All of this is not to say that Road Men don't like Leo--they just won't testify on his behalf. Several who visited the Mercado homestead say Leo started out with good intentions, but his ego got in the way. He wanted to be a peyote guru.
He brought too much negative publicity to himself and then claimed affiliation with their church.
"I worry about publicity affecting the Native American Church," says Delbert Pomani, Road Man of Sioux lineage who lives in California. "Our peyote use is protected under law, and a lot of people went through a lot of bureaucratic crap just to make sure the Native American Church could legally use peyote."
Pomani says Leo should respect the sacrament, shouldn't graft the peyote to another cactus, or eat it with any other substance--like San Pedro or pot. Sobriety, after all, is a tenet of the Native American Church.
(Leo admits that he once ingested both cactuses, but says he quit when Native American Church members chastised him. He claims not to mix pot and peyote during ceremonies.)
"He's a nice guy, and he has good intentions and everything," Pomani says. "But he's trying to go over Road Men's heads and go over the Native American Church. He's going against what this church is all about. . . . A lot of people who read about Leo will say, 'Look, that peyote is making people crazy.' But it's not the peyote. When peyote grows in the desert, it is perfect. There is nothing bad about it. The only thing bad about it is the man or the woman eating it."
One Pima Road Man observes, "Maybe the medicine is trying to tell him something. Leo's always running into trouble with it.
"I think if he was using it in a good way, he wouldn't have all these problems."
Leo says he's "chagrined" by the lack of support, says plenty of church members he knows are less than perfect.
"I really feel unity is what is called for in this case, not division," he says.
"This peyote religion was started by Mexican Indians," he says. "It was given freely to North American tribes . . . the North American tribes never had a common ceremony they could share. But with the advent of the peyote religion, they had one common ceremony they could share from coast to coast.

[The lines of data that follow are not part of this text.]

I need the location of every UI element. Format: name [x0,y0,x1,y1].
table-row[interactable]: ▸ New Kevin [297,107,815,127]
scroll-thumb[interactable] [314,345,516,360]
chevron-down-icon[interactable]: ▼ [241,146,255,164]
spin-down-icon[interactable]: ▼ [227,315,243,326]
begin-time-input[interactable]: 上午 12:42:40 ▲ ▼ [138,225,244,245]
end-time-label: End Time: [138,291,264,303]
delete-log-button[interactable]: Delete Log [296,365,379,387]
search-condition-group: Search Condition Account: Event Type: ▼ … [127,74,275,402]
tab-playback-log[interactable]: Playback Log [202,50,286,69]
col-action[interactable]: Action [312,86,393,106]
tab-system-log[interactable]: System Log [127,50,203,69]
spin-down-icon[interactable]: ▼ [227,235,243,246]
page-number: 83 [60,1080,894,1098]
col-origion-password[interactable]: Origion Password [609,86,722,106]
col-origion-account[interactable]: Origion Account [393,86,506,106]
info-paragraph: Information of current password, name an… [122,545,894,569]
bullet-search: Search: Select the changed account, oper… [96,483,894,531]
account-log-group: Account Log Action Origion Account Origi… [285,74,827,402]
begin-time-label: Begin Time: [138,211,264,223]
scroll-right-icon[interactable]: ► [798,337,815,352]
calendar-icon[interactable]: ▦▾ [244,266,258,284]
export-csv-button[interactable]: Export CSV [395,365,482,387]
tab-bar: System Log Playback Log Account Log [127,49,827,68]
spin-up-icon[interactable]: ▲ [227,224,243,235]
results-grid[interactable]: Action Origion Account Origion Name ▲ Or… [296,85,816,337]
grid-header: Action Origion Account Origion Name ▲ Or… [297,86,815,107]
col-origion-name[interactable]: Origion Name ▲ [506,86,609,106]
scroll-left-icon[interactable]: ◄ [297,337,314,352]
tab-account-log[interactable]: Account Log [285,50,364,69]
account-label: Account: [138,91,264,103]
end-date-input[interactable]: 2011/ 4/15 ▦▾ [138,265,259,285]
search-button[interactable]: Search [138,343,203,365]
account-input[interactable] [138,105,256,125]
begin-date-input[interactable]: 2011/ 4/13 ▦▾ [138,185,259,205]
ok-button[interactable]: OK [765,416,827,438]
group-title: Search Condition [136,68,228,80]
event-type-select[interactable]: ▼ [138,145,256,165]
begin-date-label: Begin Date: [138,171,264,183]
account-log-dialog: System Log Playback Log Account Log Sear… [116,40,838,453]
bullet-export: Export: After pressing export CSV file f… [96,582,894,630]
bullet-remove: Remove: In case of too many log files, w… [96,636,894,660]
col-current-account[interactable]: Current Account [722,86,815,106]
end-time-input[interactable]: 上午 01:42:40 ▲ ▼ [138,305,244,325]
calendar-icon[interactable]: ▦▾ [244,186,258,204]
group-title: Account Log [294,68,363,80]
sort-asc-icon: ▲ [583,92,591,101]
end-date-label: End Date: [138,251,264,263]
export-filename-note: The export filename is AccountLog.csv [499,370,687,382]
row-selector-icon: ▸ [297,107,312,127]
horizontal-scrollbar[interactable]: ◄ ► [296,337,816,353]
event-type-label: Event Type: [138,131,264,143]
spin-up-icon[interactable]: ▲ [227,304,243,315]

"Just like it spread to North American tribes, the peyote religion is now spreading to all parts of the Earth. . . . Now the peyote religion is for all people."
Raven seems dispirited by Leo's battles. Right now, she says, she just "wants to stay out of harm's way."
She knows her husband will be shipped off to prison if Carter Olson gets his way.
Asked why on Earth he would martyr himself and risk being separated from his wife and child, Leo responds: "Peyote gave me my wife and child. If peyote wants me to go to jail for a while, I will go.
"And anyway, I don't have a choice. This is the way I believe.
"I am just a God-intoxicated peyoteist."